The Largest and Most Potent Seal Ever Carved for the Kangxi Emperor
This seal, the largest and most potent seal ever carved for the Kangxi Emperor, bears the inscription “Jingtian qinmin” – “Revere Heaven and Serve Thy People” – words that served as the Kangxi Emperor’s moral and philosophical compass as he completed the conquest of China, anchored the Qing dynasty, and ushered in a long period or great prosperity and peace.

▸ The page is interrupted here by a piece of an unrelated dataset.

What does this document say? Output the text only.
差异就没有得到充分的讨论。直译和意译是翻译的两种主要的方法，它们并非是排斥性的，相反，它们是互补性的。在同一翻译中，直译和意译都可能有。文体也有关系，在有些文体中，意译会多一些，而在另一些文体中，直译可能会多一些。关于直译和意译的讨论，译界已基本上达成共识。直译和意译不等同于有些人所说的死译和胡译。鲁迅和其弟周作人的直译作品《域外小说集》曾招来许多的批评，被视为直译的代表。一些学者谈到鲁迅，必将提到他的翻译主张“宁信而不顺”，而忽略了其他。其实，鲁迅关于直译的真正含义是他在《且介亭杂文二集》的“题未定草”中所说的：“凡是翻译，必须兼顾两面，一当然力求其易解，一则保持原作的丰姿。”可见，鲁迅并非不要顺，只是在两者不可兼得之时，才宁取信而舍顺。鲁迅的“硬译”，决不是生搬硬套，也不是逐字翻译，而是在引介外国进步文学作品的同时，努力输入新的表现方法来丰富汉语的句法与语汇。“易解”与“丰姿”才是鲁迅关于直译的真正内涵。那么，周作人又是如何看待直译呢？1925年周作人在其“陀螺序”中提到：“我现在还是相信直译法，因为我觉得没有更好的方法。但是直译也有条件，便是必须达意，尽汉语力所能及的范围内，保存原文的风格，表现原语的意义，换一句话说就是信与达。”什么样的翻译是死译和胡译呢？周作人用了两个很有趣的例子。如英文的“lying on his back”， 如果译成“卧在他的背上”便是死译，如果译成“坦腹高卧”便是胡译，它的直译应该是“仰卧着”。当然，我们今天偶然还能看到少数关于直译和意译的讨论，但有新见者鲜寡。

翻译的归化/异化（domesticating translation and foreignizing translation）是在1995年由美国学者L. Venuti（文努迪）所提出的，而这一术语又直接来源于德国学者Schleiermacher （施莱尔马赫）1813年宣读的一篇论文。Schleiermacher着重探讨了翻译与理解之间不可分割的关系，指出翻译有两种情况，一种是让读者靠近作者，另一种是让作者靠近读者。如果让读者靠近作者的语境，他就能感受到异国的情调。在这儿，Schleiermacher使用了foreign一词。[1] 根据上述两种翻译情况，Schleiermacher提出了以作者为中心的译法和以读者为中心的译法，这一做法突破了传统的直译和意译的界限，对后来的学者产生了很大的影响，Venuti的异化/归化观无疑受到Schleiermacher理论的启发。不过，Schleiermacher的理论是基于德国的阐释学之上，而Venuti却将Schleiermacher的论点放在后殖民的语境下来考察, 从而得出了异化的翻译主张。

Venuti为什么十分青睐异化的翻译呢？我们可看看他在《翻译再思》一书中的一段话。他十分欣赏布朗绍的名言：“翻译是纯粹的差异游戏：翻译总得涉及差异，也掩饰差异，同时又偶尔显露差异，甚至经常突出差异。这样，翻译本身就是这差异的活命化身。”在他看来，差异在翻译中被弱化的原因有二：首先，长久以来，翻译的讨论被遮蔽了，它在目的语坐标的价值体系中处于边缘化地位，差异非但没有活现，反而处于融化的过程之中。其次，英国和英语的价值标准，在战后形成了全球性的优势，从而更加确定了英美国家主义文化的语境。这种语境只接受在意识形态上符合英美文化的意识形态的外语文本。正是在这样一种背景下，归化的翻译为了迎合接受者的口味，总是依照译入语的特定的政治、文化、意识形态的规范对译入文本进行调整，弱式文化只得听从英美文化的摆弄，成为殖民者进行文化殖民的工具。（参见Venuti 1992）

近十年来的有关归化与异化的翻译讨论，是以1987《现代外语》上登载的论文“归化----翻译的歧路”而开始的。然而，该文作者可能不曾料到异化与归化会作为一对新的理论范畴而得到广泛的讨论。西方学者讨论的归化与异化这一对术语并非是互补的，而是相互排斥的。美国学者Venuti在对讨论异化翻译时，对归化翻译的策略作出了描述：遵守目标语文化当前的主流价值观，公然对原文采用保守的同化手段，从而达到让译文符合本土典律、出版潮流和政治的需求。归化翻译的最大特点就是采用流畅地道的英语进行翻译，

The Seal of Emperor Qianlong, Inscribed with Language Legitimising His Rule
Burned and cracked during the final days of the Qing dynasty, this white jade seal was that of Emperor Qianlong, grandson of the Kangxi Emperor who nurtured and instructed him as a young prince. Given that neither Emperor Qianlong nor his father – Yongzheng, fourth son of Emperor Kangxi – were ‘heirs apparent’, the inscription on this seal served to legitimise his authority, at the same time speaking to his relationship with his beloved grandfather, whose principles he set out to uphold. The very survival of this seal gives it huge historical significance.
‘I fear that the political discussions of later generations will most likely be inaccurate and that people will make poor comparisons. For that reason, I record this piece of history in the hopes of clarifying and supporting the decision of my Grandfather who, like the Zhou dynasty Emperor Taihuang, did not pass his throne down to his eldest son but to his fourth son, my Father and then to me.’